Постепенно я смог разглядеть своего отца: сероглазого, с широ­кими бровями, правильными чертами лица и гладко зачесанными назад волосами. Крепко сбитый и ширококостный, он казался мне самым сильным человеком на свете. Мне хотелось так же зачесы­вать волосы, и меня удивляло, почему они на моей голове упрямо торчат вперед, а назад их не зачесать никакими усилиями.

Отец, возвращаясь с работы, приносил в своем железном сун­дучке хлеб “от зайчика” и несколько кусочков сахара. Все это я съе­дал с большим удовольствием, искренно веря, что их мне передал зайчик из леса.

Вспоминаю первые слезы огорчения от того, что мне долго за­прещали поднимать щеколду на калитке и открывать ее, и как ме­ня впервые поразило то, что за ней мир не заканчивался, а, кажет­ся, только начинался. Это было мое первое великое открытие. Еще была болезнь, по-видимому, корь, с большой температурой, когда я лежал в кровати- и видел странные цветные сны - удивительные картины, безпрерывно сменявшие друг друга. Затем последовал первый выход в мир, за калитку, к доктору, живущему, как мне тог­да казалось, на другом конце земли, где мне делали уколы, а взрос­лые безпрестанно норовили погладить меня по голове.

Игрушек у меня в коробке хранилось не очень много: железная заводная лошадка с тележкой и возницей, которую я сразу сломал, пытаясь увидеть, что у нее внутри, шарик на резинке, который сам возвращался в руку, деревянный человечек, вертящийся вокруг ве­ревочной оси (его мне сделал отец) и самая любимая моя игруш­ка - плюшевый мишка с блестящими пластмассовыми глазами и прохладным носом. С ним я засыпал и просыпался, и мама сумела сохранить его до первой поры моей юности. Меня будило петуши­ное пение, засыпал я под лай близких и далеких собак.

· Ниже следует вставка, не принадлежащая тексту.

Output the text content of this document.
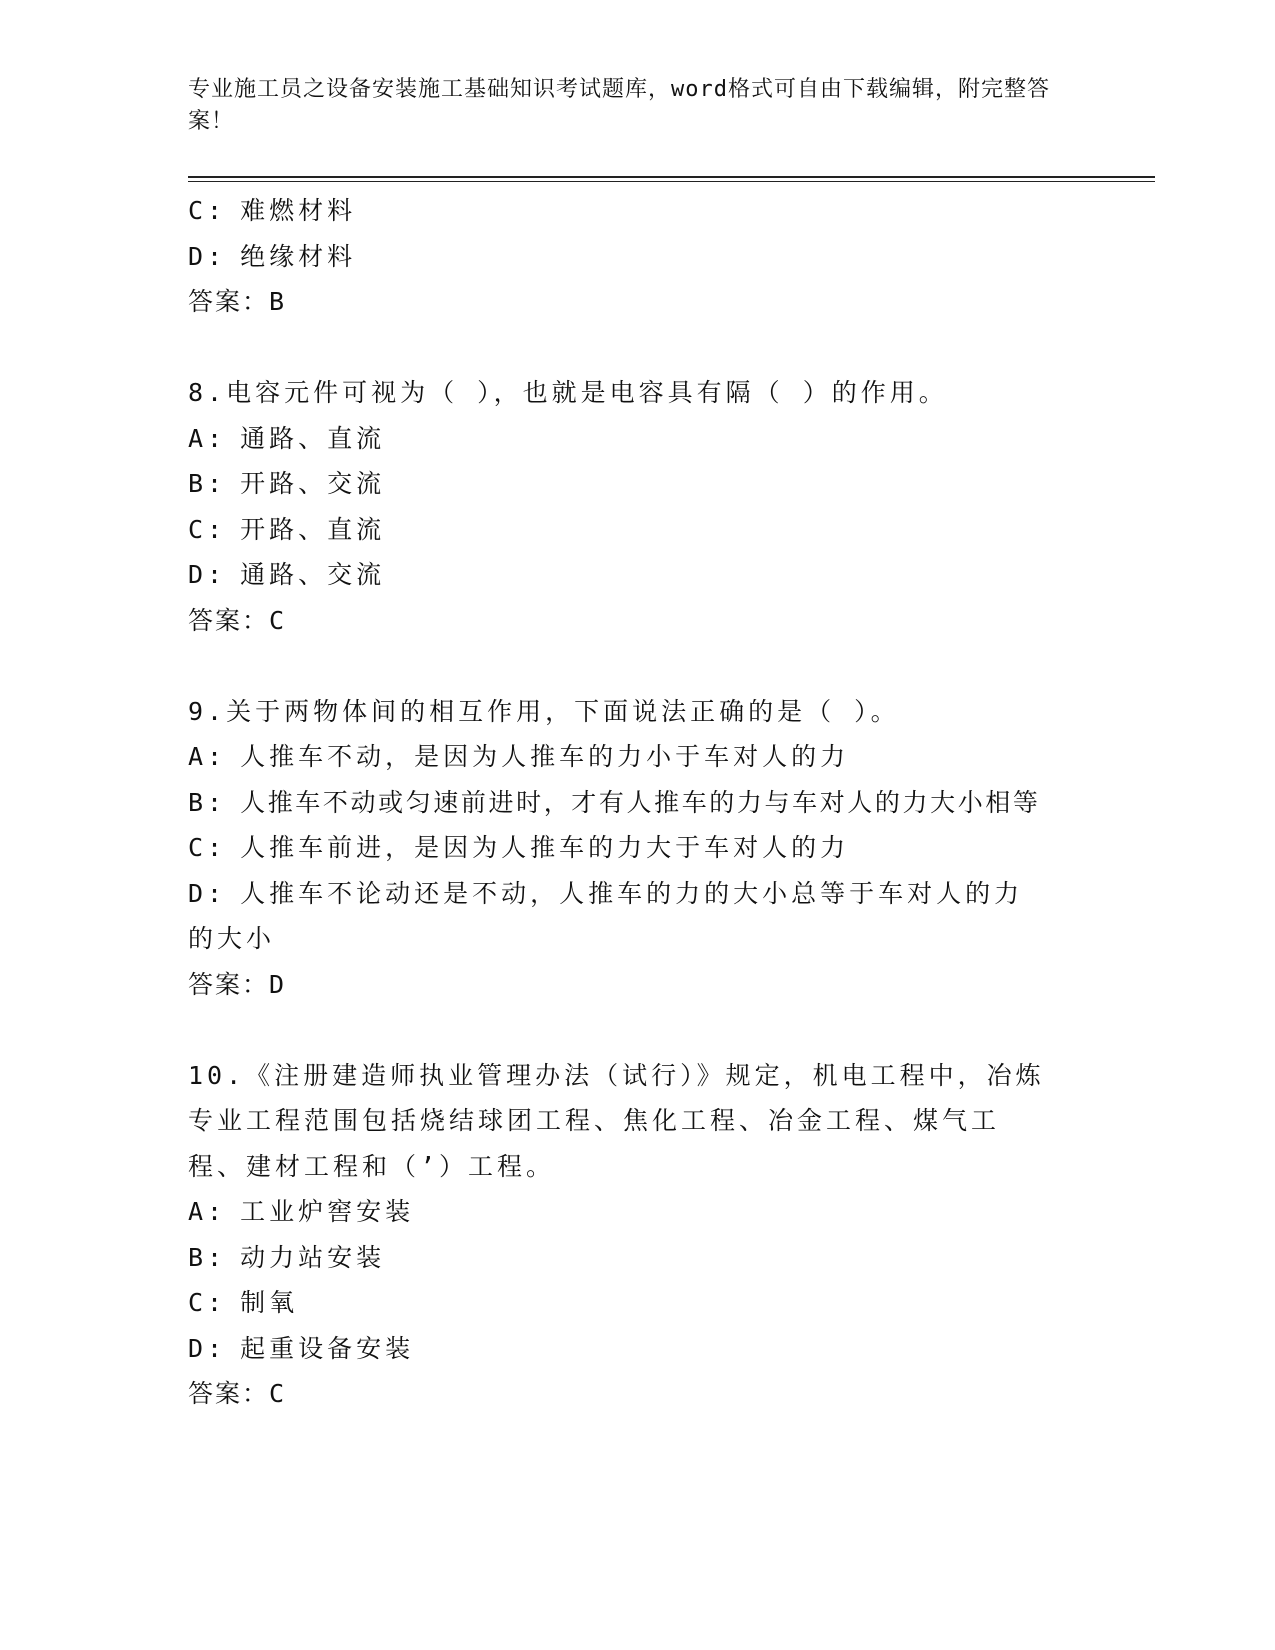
专业施工员之设备安装施工基础知识考试题库，word格式可自由下载编辑，附完整答案！
C: 难燃材料
D: 绝缘材料
答案：B
8.电容元件可视为（ ），也就是电容具有隔（ ）的作用。
A: 通路、直流
B: 开路、交流
C: 开路、直流
D: 通路、交流
答案：C
9.关于两物体间的相互作用，下面说法正确的是（ ）。
A: 人推车不动，是因为人推车的力小于车对人的力
B: 人推车不动或匀速前进时，才有人推车的力与车对人的力大小相等
C: 人推车前进，是因为人推车的力大于车对人的力
D: 人推车不论动还是不动，人推车的力的大小总等于车对人的力的大小
答案：D
10.《注册建造师执业管理办法（试行）》规定，机电工程中，冶炼专业工程范围包括烧结球团工程、焦化工程、冶金工程、煤气工程、建材工程和（’）工程。
A: 工业炉窖安装
B: 动力站安装
C: 制氧
D: 起重设备安装
答案：C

Откуда-то, с самого края земли, слышались паровозные гудки, и все эти разно­образные звуки внушали трепет перед необъятной грандиозно­стью мира, в котором довелось родиться.

Появившись на свет в таком прекрасном и чудесном крае, я был совершенно очарован своими первыми впечатлениям и пережива­ниями от соприкосновения с его загадочной и таинственной жиз­нью. Она словно говорила моей душе, что так было и неизменно бу­дет всегда - столь же прекрасно и удивительно, как во время моего рождения. Однако история этого края и страшные события, проис­ходившие до моего появления на свет, стали приоткрываться мне не сразу, а по мере взросления души и сердца.

Тем не менее, это неуловимое видение радостного и сияющего мира обрушилось на мои чувства всем великолепием цвета, звука, ощущений и непередаваемого переживания самого процесса таин­ственной и непонятной жизни. Еще больше взволновало и впечат­лило детскую душу то, чего я еще не мог выразить словами, но что действенно и удивительно нежно обнимало ее и утешало загадоч­ным ощущением невыразимого безсмертия, сущность которого не мог я понять и представить.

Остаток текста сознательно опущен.